Still, the very words ‘building inspection’ conjure up inaccurate images of what they are and aren’t. Depending on whether you’re a property manager, buyer or seller, the idea of having a building inspected by a professional may elicit reactions of dread and apprehension. Such responses are usually based on common misconceptions. Here are the five most common:
- They only benefit the buyer – When we think of a building inspection, it’s common to think in terms of it only being useful to property buyers. That is, the only reason for getting a home inspected is to find reasons to negotiate a lower price due to defects discovered during the inspection. The reality is, building inspections help both parties to achieve faster sales, reduce re-negotiations, and alleviate uncertainty as well as liability issues.
- New homes don’t need to be inspected – Very often defects occur during new building construction, and a proper building inspection is important to identify issues before building is complete.
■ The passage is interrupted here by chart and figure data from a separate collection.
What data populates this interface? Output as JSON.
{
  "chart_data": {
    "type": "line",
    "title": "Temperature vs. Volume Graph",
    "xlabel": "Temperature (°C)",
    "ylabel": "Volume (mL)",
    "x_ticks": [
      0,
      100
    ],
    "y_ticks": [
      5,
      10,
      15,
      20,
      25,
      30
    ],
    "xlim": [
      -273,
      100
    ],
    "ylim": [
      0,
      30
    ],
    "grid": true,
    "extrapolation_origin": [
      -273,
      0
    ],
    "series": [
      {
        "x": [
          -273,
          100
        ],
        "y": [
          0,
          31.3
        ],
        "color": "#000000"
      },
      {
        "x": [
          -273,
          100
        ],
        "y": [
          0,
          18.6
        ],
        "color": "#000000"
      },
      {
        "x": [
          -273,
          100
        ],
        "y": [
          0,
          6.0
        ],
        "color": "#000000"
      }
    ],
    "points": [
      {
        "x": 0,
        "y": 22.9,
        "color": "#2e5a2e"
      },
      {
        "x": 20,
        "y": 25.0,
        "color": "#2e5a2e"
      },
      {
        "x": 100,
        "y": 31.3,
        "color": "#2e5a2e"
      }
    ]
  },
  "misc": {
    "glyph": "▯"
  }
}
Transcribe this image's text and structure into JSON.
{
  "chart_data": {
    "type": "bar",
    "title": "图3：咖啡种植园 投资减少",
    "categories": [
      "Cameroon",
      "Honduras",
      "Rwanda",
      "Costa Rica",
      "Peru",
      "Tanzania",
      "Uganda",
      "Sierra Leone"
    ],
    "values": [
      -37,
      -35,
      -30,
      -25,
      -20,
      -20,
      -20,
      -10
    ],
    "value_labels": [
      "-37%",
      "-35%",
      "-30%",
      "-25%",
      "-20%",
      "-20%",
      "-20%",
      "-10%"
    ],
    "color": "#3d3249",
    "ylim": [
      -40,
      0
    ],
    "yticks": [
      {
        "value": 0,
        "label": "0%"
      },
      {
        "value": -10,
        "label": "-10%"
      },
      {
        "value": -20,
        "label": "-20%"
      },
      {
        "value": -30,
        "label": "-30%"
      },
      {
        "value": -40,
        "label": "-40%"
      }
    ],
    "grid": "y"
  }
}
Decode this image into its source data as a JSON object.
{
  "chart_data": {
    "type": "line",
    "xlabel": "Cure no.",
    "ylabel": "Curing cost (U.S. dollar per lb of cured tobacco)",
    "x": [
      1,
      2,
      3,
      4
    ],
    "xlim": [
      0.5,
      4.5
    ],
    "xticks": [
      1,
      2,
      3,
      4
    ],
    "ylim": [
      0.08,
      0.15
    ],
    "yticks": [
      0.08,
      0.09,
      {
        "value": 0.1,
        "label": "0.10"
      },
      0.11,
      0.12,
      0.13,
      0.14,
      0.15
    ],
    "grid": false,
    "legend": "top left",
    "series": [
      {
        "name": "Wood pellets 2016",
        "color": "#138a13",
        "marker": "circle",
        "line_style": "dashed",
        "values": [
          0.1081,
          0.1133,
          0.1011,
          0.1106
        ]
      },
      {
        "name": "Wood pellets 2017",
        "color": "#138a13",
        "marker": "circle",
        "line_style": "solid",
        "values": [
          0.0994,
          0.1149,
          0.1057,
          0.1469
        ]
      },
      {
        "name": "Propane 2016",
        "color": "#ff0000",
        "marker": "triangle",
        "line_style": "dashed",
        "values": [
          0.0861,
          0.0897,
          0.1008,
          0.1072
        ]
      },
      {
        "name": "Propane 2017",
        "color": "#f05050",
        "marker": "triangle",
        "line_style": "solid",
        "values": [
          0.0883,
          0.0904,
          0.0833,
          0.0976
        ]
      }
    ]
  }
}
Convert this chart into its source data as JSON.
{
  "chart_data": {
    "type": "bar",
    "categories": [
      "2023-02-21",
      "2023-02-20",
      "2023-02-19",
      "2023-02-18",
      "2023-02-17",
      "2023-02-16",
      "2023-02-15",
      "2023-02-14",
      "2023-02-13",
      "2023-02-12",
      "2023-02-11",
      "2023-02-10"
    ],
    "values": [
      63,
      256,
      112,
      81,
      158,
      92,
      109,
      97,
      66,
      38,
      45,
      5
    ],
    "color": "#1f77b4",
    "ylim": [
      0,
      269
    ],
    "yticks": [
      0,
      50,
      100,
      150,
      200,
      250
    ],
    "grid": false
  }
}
Access to many areas of a home is much easier during construction, so problems can be corrected before they are sealed from view. With many separate contractors working on a home at the same time, it is not uncommon for problems to arise, and they aren’t always detected by the building supervisor. Independent building inspections during the stage of construction can identify those problems before building is complete, or prior to sale of the property.
- All building inspections are done by licensed professionals – All building inspectors are not equally qualified, so not all inspections are of equal value. It’s important to pre-qualify a building inspector before hiring one to examine a home. Make certain the inspector is licensed and insured.
- A home must pass inspection before it can be sold – The purpose of a building inspection is to evaluate the current state of the structure and all its systems (plumbing, electrical, etc.) in order to identify any problems or potential problems that need to be corrected. Whether the responsibility lies with the seller or the buyer is to be determined between both parties. The inspection itself is not a pass/fail examination.
- Inspectors work unaccompanied and will only share their findings after the inspection is completed – A reputable inspector will usually welcome a buyer or seller to accompany them during the inspection and will explain what is being evaluated. This is a prime opportunity for a homeowner or prospective buyer to learn about the building, its layout and construction as well as the location of various services.